Kapolda Bali, Irjen Pol Putu Jayan Danu Putra saat memantau proses pembersihan di lokasi tersebut mengatakan, mengatisipasi jebolnya jembatan Tukad Bilukpoh pasca diterjang banjir bandang dilakukan rekayasa lalu lintas. Pihaknya juga memastikan saat ini jembtan hanya baru bisa dilewati kendaraan ringan saja seperti sepeda motor dan kendaraan roda empat, namun dengan sistem buka tutup.
“Kita batasi aktifitas lalulintas yang melewati jembatan Bilukpoh ini agar tidak mempengaruhi sebelum dilakukan pemeriksaan oleh pihak Balai Jalan. Kendaraan besar dialihkan ke jalur Singaraja. Kendaraan yang kapasitas kecil yang bisa lewat. Untuk kendaraan truck kita menunggu uji kelayakan Balai Jalan karena kayu besar yang menghantam jembatan kemungkinan merubah struktur,” ungkap Irjen Pol Putu Jayan.
Irjen Pol Putu Jayan juga menyebutkan, musibah bencana banjir bandang ini merupakan terparah yang ada di Pulau Bali, terlebih jalur ini merupakan urat nadi lalu lintas Jawa-Bali. “truck-truk besar masih belum bisa lewat, namun kita upayakan setelah melakukan uji kelayakan pasti kembali dibuka seperti biasa.
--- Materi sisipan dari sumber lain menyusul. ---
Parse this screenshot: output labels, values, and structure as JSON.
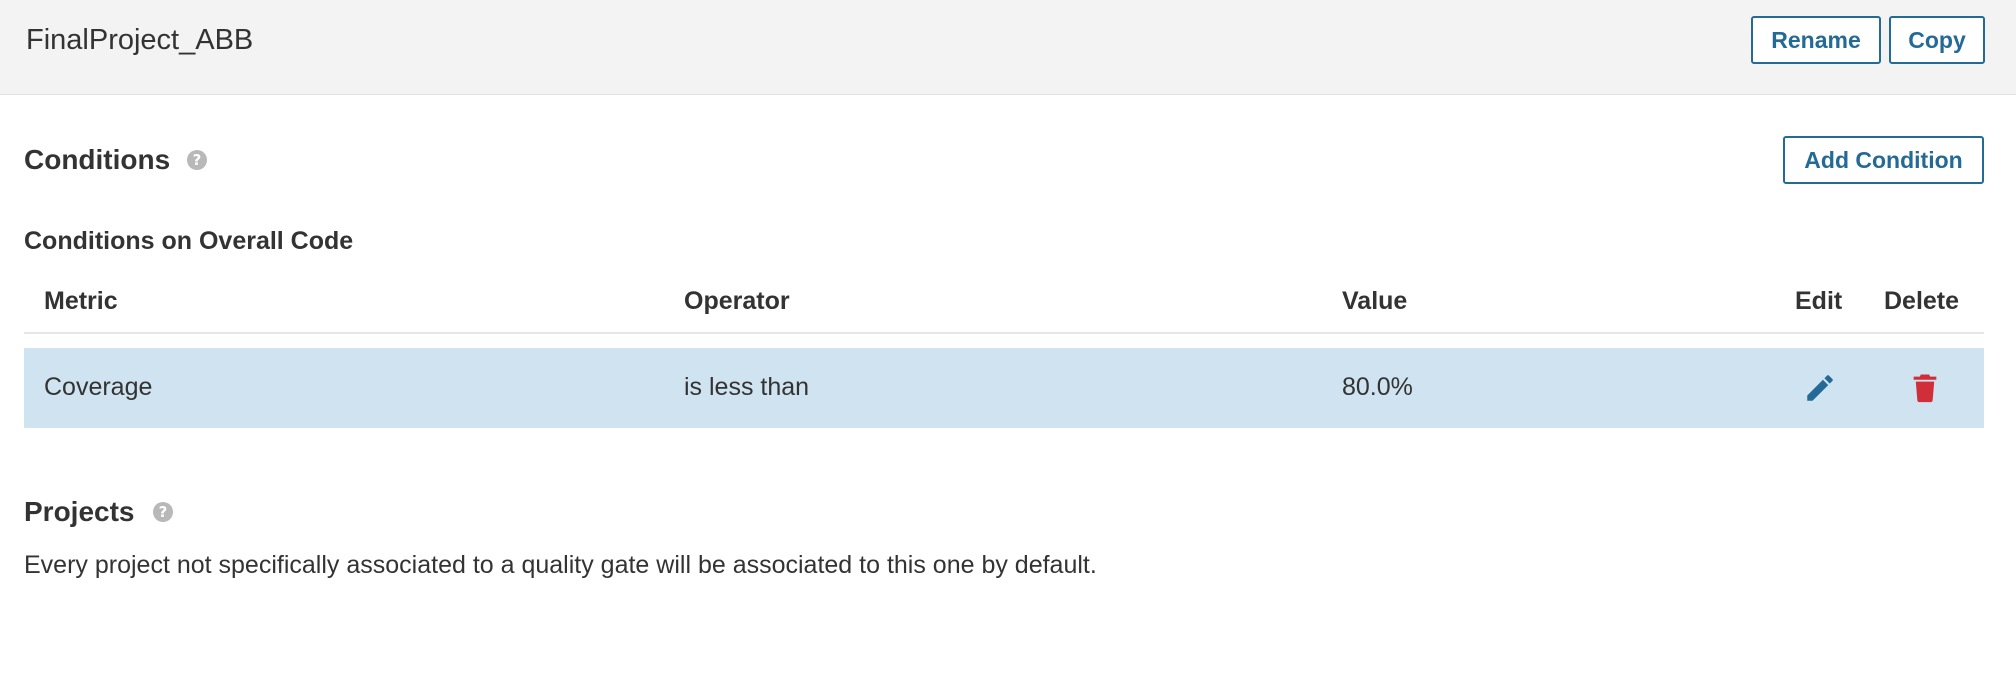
{
  "header": {
    "title": "FinalProject_ABB",
    "rename_label": "Rename",
    "copy_label": "Copy"
  },
  "conditions": {
    "title": "Conditions",
    "help_glyph": "?",
    "add_label": "Add Condition",
    "overall_title": "Conditions on Overall Code",
    "columns": {
      "metric": "Metric",
      "operator": "Operator",
      "value": "Value",
      "edit": "Edit",
      "delete": "Delete"
    },
    "rows": [
      {
        "metric": "Coverage",
        "operator": "is less than",
        "value": "80.0%",
        "edit_icon": "pencil-icon",
        "delete_icon": "trash-icon"
      }
    ]
  },
  "projects": {
    "title": "Projects",
    "help_glyph": "?",
    "description": "Every project not specifically associated to a quality gate will be associated to this one by default."
  },
  "colors": {
    "accent": "#236a97",
    "row_highlight": "#cfe3f0",
    "delete": "#d02f3a",
    "header_bg": "#f3f3f3"
  }
}
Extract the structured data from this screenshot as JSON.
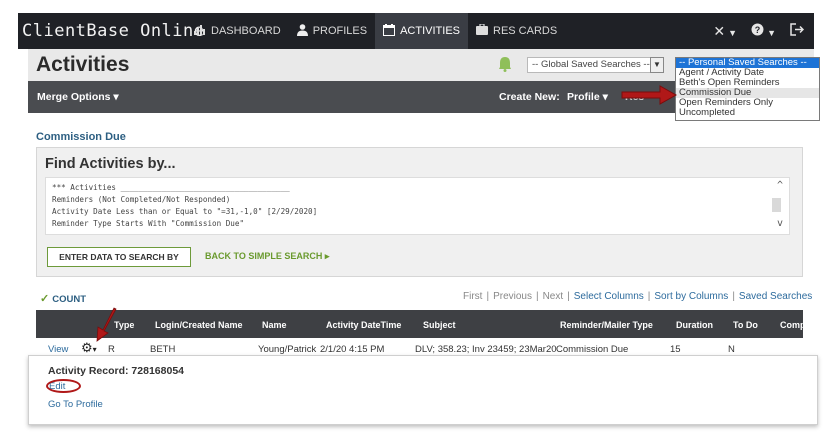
{
  "app": {
    "title": "ClientBase Online"
  },
  "nav": {
    "items": [
      {
        "label": "DASHBOARD",
        "icon": "bar-chart-icon",
        "active": false
      },
      {
        "label": "PROFILES",
        "icon": "person-icon",
        "active": false
      },
      {
        "label": "ACTIVITIES",
        "icon": "calendar-icon",
        "active": true
      },
      {
        "label": "RES CARDS",
        "icon": "suitcase-icon",
        "active": false
      }
    ],
    "right_icons": [
      "tools-icon",
      "help-icon",
      "logout-icon"
    ]
  },
  "page": {
    "title": "Activities",
    "global_search_placeholder": "-- Global Saved Searches --"
  },
  "toolbar": {
    "merge_label": "Merge Options",
    "create_label": "Create New:",
    "profile_label": "Profile",
    "hidden_label": "Res"
  },
  "personal_saved_searches": {
    "header": "-- Personal Saved Searches --",
    "options": [
      "Agent / Activity Date",
      "Beth's Open Reminders",
      "Commission Due",
      "Open Reminders Only",
      "Uncompleted"
    ],
    "selected": "Commission Due"
  },
  "search": {
    "subtitle": "Commission Due",
    "find_title": "Find Activities by...",
    "criteria": [
      "*** Activities _____________________________________",
      "Reminders (Not Completed/Not Responded)",
      "Activity Date Less than or Equal to \"=31,-1,0\" [2/29/2020]",
      "Reminder Type Starts With \"Commission Due\""
    ],
    "enter_label": "ENTER DATA TO SEARCH BY",
    "back_label": "BACK TO SIMPLE SEARCH"
  },
  "results": {
    "count_label": "COUNT",
    "pager": {
      "first": "First",
      "previous": "Previous",
      "next": "Next",
      "select_columns": "Select Columns",
      "sort_by_columns": "Sort by Columns",
      "saved_searches": "Saved Searches"
    },
    "columns": [
      "Type",
      "Login/Created Name",
      "Name",
      "Activity DateTime",
      "Subject",
      "Reminder/Mailer Type",
      "Duration",
      "To Do",
      "Comp"
    ],
    "rows": [
      {
        "view": "View",
        "type": "R",
        "login": "BETH",
        "name": "Young/Patrick",
        "datetime": "2/1/20 4:15 PM",
        "subject": "DLV; 358.23; Inv 23459; 23Mar20",
        "reminder_type": "Commission Due",
        "duration": "15",
        "todo": "N"
      }
    ]
  },
  "popup": {
    "title": "Activity Record: 728168054",
    "edit": "Edit",
    "goto": "Go To Profile"
  },
  "annotation_color": "#b01818"
}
Harapannya plat besi untuk pelapis pengaman jembatan segera bisa didatangkan karena ada bagian yang berlubang,” tegasnya.
Irjen Pol Putu Jayan juga menyebutkan, di jembatan bilukpoh hanya bisa dilalui satu jalur di ruas selatan dan masih buka tutup. “Pejalan kaki juga kami batasi, dan kami memastikan jalur Gilimanuk-Singaraja aman untuk dilalui truck bertonase besar. tidak ada informasi adanya gangguang lalu lintas di Jalur Gilimanuk-Singaraja. Agar tidak terlalu lama terjebak kemacetan, silahkan mengalihkan rute pakai jalur altrnatif itu. Truck yang sudah terjebak juga perlahan kita akan kita putar balik, Kalau nunggu ini, tidak tahu sampai kapan,” pungkasnya. (jar/war/mbn)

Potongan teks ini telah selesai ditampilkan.